Identity verification has become a primary control point for remote work, onboarding, and high-value transactions. It’s also become a primary target. Attackers aren’t only trying to fool a selfie or a liveness check. They’re building durable impersonation: synthetic voices for vishing and BEC, synthetic faces for account creation and takeover, and increasingly, attacks that skip the camera and microphone entirely by feeding your systems pre-recorded or AI-generated streams. If your verification design assumes "we’ll detect the fake," you’re already behind. The better question is whether you’re still trusting a single channel—and whether that channel is even the one you think it is.
Voice: The New BEC Vector
Email-based BEC works because authority and urgency override normal verification. Add a voice that sounds like the CEO, and the override gets stronger. Employees are conditioned to comply with executive requests. A voice carries tone, stress, impatience—cues that feel more "real" than text and short-circuit the "let me verify this" reflex. Attackers know it. Voice cloning no longer requires a lab. A few minutes of public audio—earnings calls, interviews, social clips—can produce a model that says whatever the attacker scripts. The tools are cheap and improving. The attack chain is straightforward: get the CFO or payments person on a call (or create urgency so they call back a number the attacker controls), play the cloned voice with a plausible story—urgent deal, confidential transfer, don’t tell anyone yet—and wire instructions go through before anyone double-checks on a separate channel.
The financial scale is real. One estimate puts AI-enabled fraud losses on a path from roughly $12 billion in 2023 to tens of billions by 2027. North American deepfake-related fraud cases have surged. The NexusFlow-style incident—spear-phish for access, study the victim’s communication, then deploy a cloned voice on a video call—is a repeatable playbook. Better voice biometrics alone won’t fix it. Never treat voice (or video) as sufficient proof of identity for high-impact actions. Voice can be part of a flow; it cannot be the only gate for moving money or changing access.
Video and the Sensor That Isn’t There
On the video side, the problem splits into two. First, the media itself: deepfakes and face swaps that look good enough to pass quick human or automated checks, especially in low resolution, on mobile, after compression. Research on real-world deepfake benchmarks (e.g., in-the-wild political and synthetic datasets) shows that detectors that perform well in clean conditions often degrade when the footage has been re-encoded, cropped, or captured on a phone. "Does this face look real?" is a moving target, and the target is moving in the attacker’s favor.
Second, and often less discussed: the sensor may not be in the loop at all. Injection attacks don’t present a fake face to the camera. They replace the video stream between the capture device and your backend. Virtual cameras, compromised devices, emulators, or man-in-the-middle style substitution can feed your system a perfect-looking, pre-recorded or synthetic video. From your system’s perspective, it’s receiving a valid stream. Traditional liveness checks look for physical giveaways—screen moiré, reflections, depth inconsistency. Injected streams are digitally pristine; they never went through a physical capture, so those cues aren’t there to detect.

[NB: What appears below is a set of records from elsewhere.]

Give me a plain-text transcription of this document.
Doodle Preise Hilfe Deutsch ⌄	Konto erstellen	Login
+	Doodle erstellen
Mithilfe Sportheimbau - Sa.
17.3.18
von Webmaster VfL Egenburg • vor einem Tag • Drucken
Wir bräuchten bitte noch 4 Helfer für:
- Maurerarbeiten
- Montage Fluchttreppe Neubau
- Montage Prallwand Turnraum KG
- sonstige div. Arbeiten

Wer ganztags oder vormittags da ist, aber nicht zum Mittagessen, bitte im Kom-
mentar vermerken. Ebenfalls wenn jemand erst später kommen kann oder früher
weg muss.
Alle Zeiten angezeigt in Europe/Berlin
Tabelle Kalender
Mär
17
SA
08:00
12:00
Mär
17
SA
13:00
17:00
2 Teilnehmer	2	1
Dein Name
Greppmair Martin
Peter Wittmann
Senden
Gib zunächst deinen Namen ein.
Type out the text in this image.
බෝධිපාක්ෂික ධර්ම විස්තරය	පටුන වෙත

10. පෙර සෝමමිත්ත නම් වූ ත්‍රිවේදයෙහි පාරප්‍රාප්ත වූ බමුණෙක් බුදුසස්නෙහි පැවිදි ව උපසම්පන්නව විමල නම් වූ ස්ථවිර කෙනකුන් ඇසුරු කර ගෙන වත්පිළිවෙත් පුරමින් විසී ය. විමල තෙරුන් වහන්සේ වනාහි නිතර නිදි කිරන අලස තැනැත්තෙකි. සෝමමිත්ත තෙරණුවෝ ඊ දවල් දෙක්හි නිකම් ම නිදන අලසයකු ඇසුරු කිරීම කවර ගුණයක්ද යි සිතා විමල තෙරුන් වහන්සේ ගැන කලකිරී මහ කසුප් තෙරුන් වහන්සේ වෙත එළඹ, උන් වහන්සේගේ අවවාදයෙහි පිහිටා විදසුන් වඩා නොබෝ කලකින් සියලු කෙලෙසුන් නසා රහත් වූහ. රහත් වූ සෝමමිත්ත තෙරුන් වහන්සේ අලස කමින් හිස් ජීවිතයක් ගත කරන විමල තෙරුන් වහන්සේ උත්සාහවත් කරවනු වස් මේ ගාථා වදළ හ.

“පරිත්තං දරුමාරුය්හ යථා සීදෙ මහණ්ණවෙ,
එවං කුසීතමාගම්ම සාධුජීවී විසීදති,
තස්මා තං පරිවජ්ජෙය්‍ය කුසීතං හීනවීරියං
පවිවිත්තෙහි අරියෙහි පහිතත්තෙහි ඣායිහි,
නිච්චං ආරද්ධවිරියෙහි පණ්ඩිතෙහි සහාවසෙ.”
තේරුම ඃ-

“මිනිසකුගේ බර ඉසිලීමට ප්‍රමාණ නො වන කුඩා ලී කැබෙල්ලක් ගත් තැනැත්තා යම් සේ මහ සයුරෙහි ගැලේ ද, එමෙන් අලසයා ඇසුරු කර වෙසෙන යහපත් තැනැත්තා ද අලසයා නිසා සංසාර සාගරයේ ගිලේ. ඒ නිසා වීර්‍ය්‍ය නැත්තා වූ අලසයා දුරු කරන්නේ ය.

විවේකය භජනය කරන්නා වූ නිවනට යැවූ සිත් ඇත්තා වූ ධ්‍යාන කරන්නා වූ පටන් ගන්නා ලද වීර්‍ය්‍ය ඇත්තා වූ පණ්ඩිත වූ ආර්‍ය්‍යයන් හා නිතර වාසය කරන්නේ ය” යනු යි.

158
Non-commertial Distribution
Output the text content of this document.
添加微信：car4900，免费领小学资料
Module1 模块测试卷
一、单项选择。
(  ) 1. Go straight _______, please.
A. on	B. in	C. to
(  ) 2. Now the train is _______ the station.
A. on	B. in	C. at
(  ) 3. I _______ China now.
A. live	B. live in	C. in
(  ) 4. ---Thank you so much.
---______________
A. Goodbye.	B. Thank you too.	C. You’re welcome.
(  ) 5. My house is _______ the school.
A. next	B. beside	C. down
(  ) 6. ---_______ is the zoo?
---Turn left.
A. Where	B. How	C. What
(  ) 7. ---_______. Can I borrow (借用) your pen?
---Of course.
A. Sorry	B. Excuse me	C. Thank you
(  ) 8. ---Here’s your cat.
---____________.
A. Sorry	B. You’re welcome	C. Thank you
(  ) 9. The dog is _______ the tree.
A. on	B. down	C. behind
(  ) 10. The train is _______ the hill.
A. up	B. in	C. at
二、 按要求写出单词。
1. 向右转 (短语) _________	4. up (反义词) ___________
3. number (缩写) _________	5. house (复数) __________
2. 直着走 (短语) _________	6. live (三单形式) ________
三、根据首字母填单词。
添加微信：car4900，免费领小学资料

Your liveness logic is answering "is this video consistent with a real camera?" while the input is coming from a pipe that bypassed the camera. "Stronger deepfake detection" alone doesn’t fix the issue. If the capture path is compromised, the best detector is still judging the wrong thing.
Replay attacks add another twist. Researchers have shown that playing synthetic speech through a speaker and re-recording it through a microphone can significantly degrade detection—natural room acoustics and device artifacts strip away some of the synthetic fingerprints that models rely on. Even "we’ll detect synthetic audio" is fragile when the audio is replayed in a realistic environment. The same idea applies to video: replayed or re-injected sessions can look and sound more "human" to both humans and detectors.
Why Single-Channel Verification Fails
The core failure is treating verification as a single decision: "Is this the right person?" when the real question is "Is this session legitimate?" A session includes the media, the device, the network path, and the behavior. If you only look at the media, you’re vulnerable to better fakes and to attacks that never give you real media. If you only look at "liveness" in the pixels, injection defeats you. If you only look at "voice match," cloning and replay defeat you.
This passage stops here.